Does anyone know the title and author?
Possible The Aliens Who Knew, I Mean, Everything by George Alec Effinger. It was published in 1984 so it fits with your time frame. I read it in the anthology Alien Contact but it has been published in lots of anthologies.
As narrated by one of the aliens:
All our spacecraft operate on vacuum tubes. They take up a hell of a lot of space. And they burn out. Do you know how long it takes to find the goddamn tube when it burns out? Remember how people used to take bags of vacuum tubes from their television sets down to the drugstore to use the tube tester? Think of doing that with something the size of our mother ships. And we can’t just zip off into space when we feel like it. We have to let a mother ship warm up first. You have to turn the key and let the thing warm up for a couple of minutes, then you can zip off into space. It’s a goddamn pain in the neck.”
The aliens are called the nuhp, and while they are benign they are super annoying:
On the whole, everyone began to like the nuhp, although they took just a little getting used to. They had very definite opinions about everything, and they wouldn’t admit that what they had were opinions. To hear a nuhp talk, he had a direct line to some categorical imperative that spelled everything out in terms that were unflinchingly black and white. Hollyhocks were the best flower. Alexander Dumas was the greatest novelist. Powder blue was the prettiest color. Melancholy was the most ennobling emotion. Grand Hotel was the finest movie. The best car ever built was the 1956 Chevy Bel Air, but it had to be aqua and white. And there just wasn’t room for discussion: the nuhp made these pronouncements with the force of divine revelation.

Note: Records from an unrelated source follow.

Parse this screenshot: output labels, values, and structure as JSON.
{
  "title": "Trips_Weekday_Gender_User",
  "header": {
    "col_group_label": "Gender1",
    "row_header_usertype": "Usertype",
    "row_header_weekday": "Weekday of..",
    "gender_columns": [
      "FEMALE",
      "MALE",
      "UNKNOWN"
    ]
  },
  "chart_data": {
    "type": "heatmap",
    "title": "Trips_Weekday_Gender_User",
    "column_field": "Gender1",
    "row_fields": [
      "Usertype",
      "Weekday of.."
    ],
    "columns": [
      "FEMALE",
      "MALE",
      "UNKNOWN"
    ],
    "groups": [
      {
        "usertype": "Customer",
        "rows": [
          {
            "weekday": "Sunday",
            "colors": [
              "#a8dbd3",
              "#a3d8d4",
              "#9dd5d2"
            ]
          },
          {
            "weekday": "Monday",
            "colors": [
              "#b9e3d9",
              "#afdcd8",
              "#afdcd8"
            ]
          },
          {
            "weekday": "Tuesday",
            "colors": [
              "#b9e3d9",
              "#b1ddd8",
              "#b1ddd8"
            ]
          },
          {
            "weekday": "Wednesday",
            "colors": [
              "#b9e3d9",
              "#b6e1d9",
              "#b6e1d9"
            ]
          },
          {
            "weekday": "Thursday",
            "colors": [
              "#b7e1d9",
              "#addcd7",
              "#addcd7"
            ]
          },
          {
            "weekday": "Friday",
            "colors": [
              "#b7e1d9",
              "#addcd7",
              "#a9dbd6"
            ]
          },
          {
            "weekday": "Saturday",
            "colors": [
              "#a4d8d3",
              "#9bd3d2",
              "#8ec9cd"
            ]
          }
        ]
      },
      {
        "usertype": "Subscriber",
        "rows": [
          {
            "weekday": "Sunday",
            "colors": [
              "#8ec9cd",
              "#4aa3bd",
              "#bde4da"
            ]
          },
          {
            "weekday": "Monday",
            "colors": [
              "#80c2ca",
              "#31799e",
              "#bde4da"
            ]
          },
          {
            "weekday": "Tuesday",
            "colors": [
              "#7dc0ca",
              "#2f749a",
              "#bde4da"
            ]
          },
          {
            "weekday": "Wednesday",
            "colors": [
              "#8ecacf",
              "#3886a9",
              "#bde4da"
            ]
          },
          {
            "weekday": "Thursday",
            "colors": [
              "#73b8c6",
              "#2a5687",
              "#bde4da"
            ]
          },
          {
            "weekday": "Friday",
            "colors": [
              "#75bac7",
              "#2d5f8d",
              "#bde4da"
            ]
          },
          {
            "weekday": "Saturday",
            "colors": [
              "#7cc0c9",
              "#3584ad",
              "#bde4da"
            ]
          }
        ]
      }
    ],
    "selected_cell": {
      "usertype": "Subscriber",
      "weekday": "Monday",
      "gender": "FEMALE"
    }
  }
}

In the end the nuhp conquer Earth simply because everyone gets fed up of them and moves to other planets:
They were all populated by charming, warm, intelligent, humanlike people who had left their own home worlds after being discovered by the nuhp. Many races lived together in peace and harmony on these planets, in spacious cities newly built to house the fed-up expatriates. Perhaps these alien races had experienced the same internal jealousies and hatreds we human beings had known for so long, but no more. Coming together from many planets throughout our galaxy, these various peoples dwelt contentedly beside each other, united by a single common aversion: their dislike for the nuhp.